LA FILLE CACHÉE, BLACK ET FINLANDAISE, DE LEONARD COHEN SORT UN REMARQUABLE ALBUM, BEAU ET HANTÉ, SUR LE LABEL HISTORIQUE DU GRUNGE.
Mirel Wagner
« When the Cellar Children See the Light of the Day »
DISTRIBUÉ PAR SUB POP.
9
Quand les enfants de la cave voient la lumière du jour… Le titre du nouvel album, le deuxième, de la petite magicienne Mirel Wagner colle plutôt bien à ce qui semble attendre cette folkeuse finlandaise née il y a 26 ans en Ethiopie et élevée à Espoo (elle a été adoptée à un an et demi), la deuxième ville du pays, située à seulement quinze kilomètres d’Helsinki. Un passage donc de l’ombre aux projecteurs. De l’anonymat à une célébrité qui aurait tort de la bouder.

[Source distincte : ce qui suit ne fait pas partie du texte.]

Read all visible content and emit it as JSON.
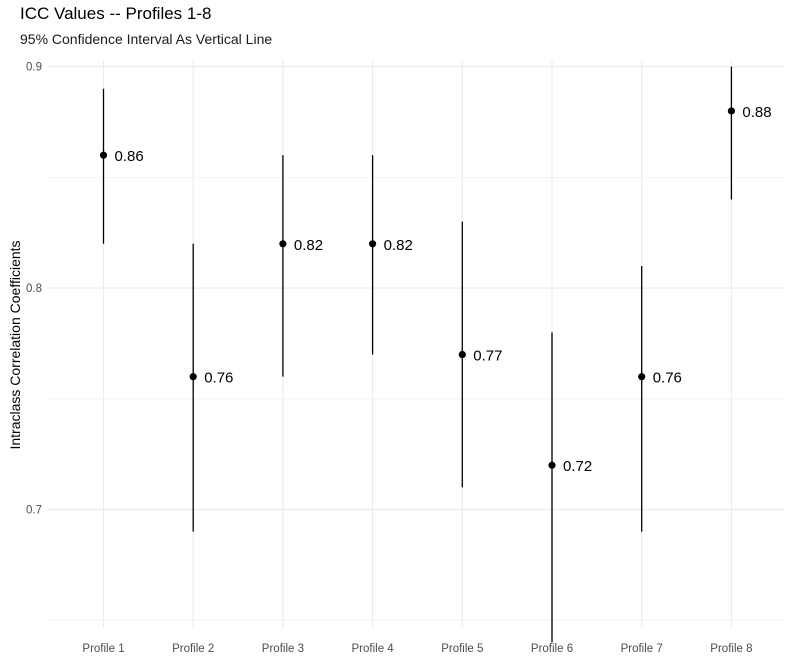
{
  "chart_data": {
    "type": "errorbar",
    "title": "ICC Values -- Profiles 1-8",
    "subtitle": "95% Confidence Interval As Vertical Line",
    "xlabel": "",
    "ylabel": "Intraclass Correlation Coefficients",
    "categories": [
      "Profile 1",
      "Profile 2",
      "Profile 3",
      "Profile 4",
      "Profile 5",
      "Profile 6",
      "Profile 7",
      "Profile 8"
    ],
    "values": [
      0.86,
      0.76,
      0.82,
      0.82,
      0.77,
      0.72,
      0.76,
      0.88
    ],
    "lower": [
      0.82,
      0.69,
      0.76,
      0.77,
      0.71,
      0.64,
      0.69,
      0.84
    ],
    "upper": [
      0.89,
      0.82,
      0.86,
      0.86,
      0.83,
      0.78,
      0.81,
      0.9
    ],
    "labels": [
      "0.86",
      "0.76",
      "0.82",
      "0.82",
      "0.77",
      "0.72",
      "0.76",
      "0.88"
    ],
    "ylim": [
      0.6465,
      0.903
    ],
    "yticks": [
      0.7,
      0.8,
      0.9
    ],
    "ytick_labels": [
      "0.7",
      "0.8",
      "0.9"
    ],
    "yminor": [
      0.75,
      0.85,
      0.65
    ],
    "grid": true,
    "colors": {
      "mark": "#000000",
      "grid_major": "#ebebeb",
      "grid_minor": "#f2f2f2"
    }
  }
}
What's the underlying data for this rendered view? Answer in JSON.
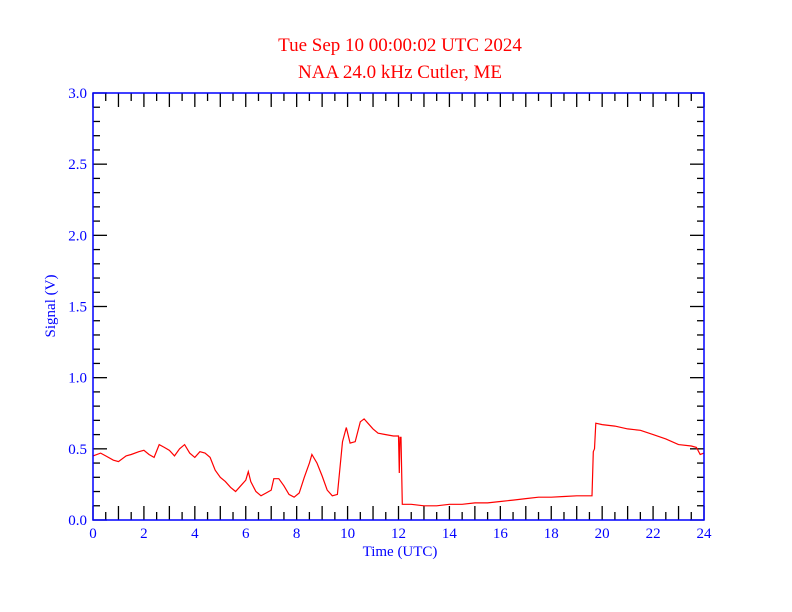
{
  "chart_data": {
    "type": "line",
    "title": "Tue Sep 10 00:00:02 UTC 2024",
    "subtitle": "NAA 24.0 kHz Cutler, ME",
    "xlabel": "Time (UTC)",
    "ylabel": "Signal (V)",
    "xlim": [
      0,
      24
    ],
    "ylim": [
      0,
      3.0
    ],
    "xticks": [
      "0",
      "2",
      "4",
      "6",
      "8",
      "10",
      "12",
      "14",
      "16",
      "18",
      "20",
      "22",
      "24"
    ],
    "yticks": [
      "0.0",
      "0.5",
      "1.0",
      "1.5",
      "2.0",
      "2.5",
      "3.0"
    ],
    "grid": false,
    "colors": {
      "line": "#ff0000",
      "axes": "#0000ff",
      "title": "#ff0000",
      "ticks": "#000000"
    },
    "series": [
      {
        "x": [
          0,
          0.3,
          0.5,
          0.8,
          1.0,
          1.3,
          1.5,
          1.8,
          2.0,
          2.2,
          2.4,
          2.6,
          2.8,
          3.0,
          3.2,
          3.4,
          3.6,
          3.8,
          4.0,
          4.2,
          4.4,
          4.6,
          4.8,
          5.0,
          5.2,
          5.4,
          5.6,
          5.8,
          6.0,
          6.1,
          6.2,
          6.4,
          6.6,
          6.8,
          7.0,
          7.1,
          7.3,
          7.5,
          7.7,
          7.9,
          8.1,
          8.3,
          8.5,
          8.6,
          8.8,
          9.0,
          9.2,
          9.4,
          9.6,
          9.8,
          9.95,
          10.1,
          10.3,
          10.5,
          10.65,
          10.8,
          11.0,
          11.2,
          11.5,
          11.8,
          12.0,
          12.03,
          12.06,
          12.1,
          12.15,
          12.5,
          13.0,
          13.5,
          14.0,
          14.5,
          15.0,
          15.5,
          16.0,
          16.5,
          17.0,
          17.5,
          18.0,
          18.5,
          19.0,
          19.5,
          19.6,
          19.65,
          19.7,
          19.75,
          20.0,
          20.5,
          21.0,
          21.5,
          22.0,
          22.5,
          23.0,
          23.5,
          23.7,
          23.85,
          24.0
        ],
        "y": [
          0.45,
          0.47,
          0.45,
          0.42,
          0.41,
          0.45,
          0.46,
          0.48,
          0.49,
          0.46,
          0.44,
          0.53,
          0.51,
          0.49,
          0.45,
          0.5,
          0.53,
          0.47,
          0.44,
          0.48,
          0.47,
          0.44,
          0.35,
          0.3,
          0.27,
          0.23,
          0.2,
          0.24,
          0.28,
          0.34,
          0.27,
          0.2,
          0.17,
          0.19,
          0.21,
          0.29,
          0.29,
          0.24,
          0.18,
          0.16,
          0.19,
          0.3,
          0.4,
          0.46,
          0.4,
          0.31,
          0.21,
          0.17,
          0.18,
          0.55,
          0.65,
          0.54,
          0.55,
          0.69,
          0.71,
          0.68,
          0.64,
          0.61,
          0.6,
          0.59,
          0.59,
          0.33,
          0.58,
          0.58,
          0.11,
          0.11,
          0.1,
          0.1,
          0.11,
          0.11,
          0.12,
          0.12,
          0.13,
          0.14,
          0.15,
          0.16,
          0.16,
          0.165,
          0.17,
          0.17,
          0.17,
          0.48,
          0.5,
          0.68,
          0.67,
          0.66,
          0.64,
          0.63,
          0.6,
          0.57,
          0.53,
          0.52,
          0.51,
          0.46,
          0.47
        ]
      }
    ]
  }
}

La première fois qu’on a succombé aux charmes de ce bout de femme habité, c’était en 2011 au Flow Festival où l’ambassade et le bureau d’export finlandais avaient invité quelques journalistes à découvrir leurs jeunes talents entre deux grosses machines à la Kanye West ou Janelle Monae. Pour finalement réaliser que, dans un autre circuit, elle donnait un concert chez l’habitant à Bruxelles quelques semaines plus tard.
Fan de Joni Mitchell, de Bob Dylan, de Neil Young et de Tracy Chapman, Wagner a troqué à treize ans son violon contre une guitare dont elle ne s’est plus jamais séparée. Et est tombée amoureuse au même âge de ce qu’elle appelle les blues dudes (Mississippi John Hurt, Muddy Waters, Son House et autre Skip James) grâce à ces compilations qu’on débusque parfois dans les recoins de librairie entre les toiles d’araignée…
Enregistré aux Shark Reef Studios dans la ville insulaire d’Hailuoto par le producteur électronique Vladislav Delay, When the Cellar Children See the Light of the Day a été composé en mode Bon Iver. Dans une vieille cabane en bois. Une cabane sans chauffage central ni électricité. La seule compagnie de Mirel -faisons pleurer dans les chaumières- étant une petite souris solitaire avec laquelle elle partageait ses repas.
Larme versée, ces conditions d’isolement et d’austérité ont aidé à faire naître ces petites perles décharnées que trousse un album aussi dépouillé qu’éblouissant. Si Leonard Cohen et Billie Holiday avaient été des femmes scandinaves, ils se seraient appelés Mirel Wagner. Aux croisements du folk et du blues, l’Afro-Finlandaise dégage une noirceur lancinante en mode minimaliste. Une guitare, une voix (seules deux interventions du compositeur et arrangeur écossais Craig Armstrong sont à signaler)… Il n’en faut pas plus à la singer-songwriter venue du froid pour évoquer PJ Harvey (1, 2, 3, 4) dans sa tension fragile, nous poursuivre la nuit (le frissonnant Dreamt of a Wave) ou marcher sur les traces de ses idoles en mode sombre et dépouillé. Dépressive? « Ce que je trouve triste, c’est la musique sans âme que déverse la plupart du temps la radio, disait-elle en défendant son premier album. Une musique sans vie, n’est-ce pas plus triste qu’une chanson mélancolique? »
LE 13/09 AU BIG NEXT FESTIVAL (GAND).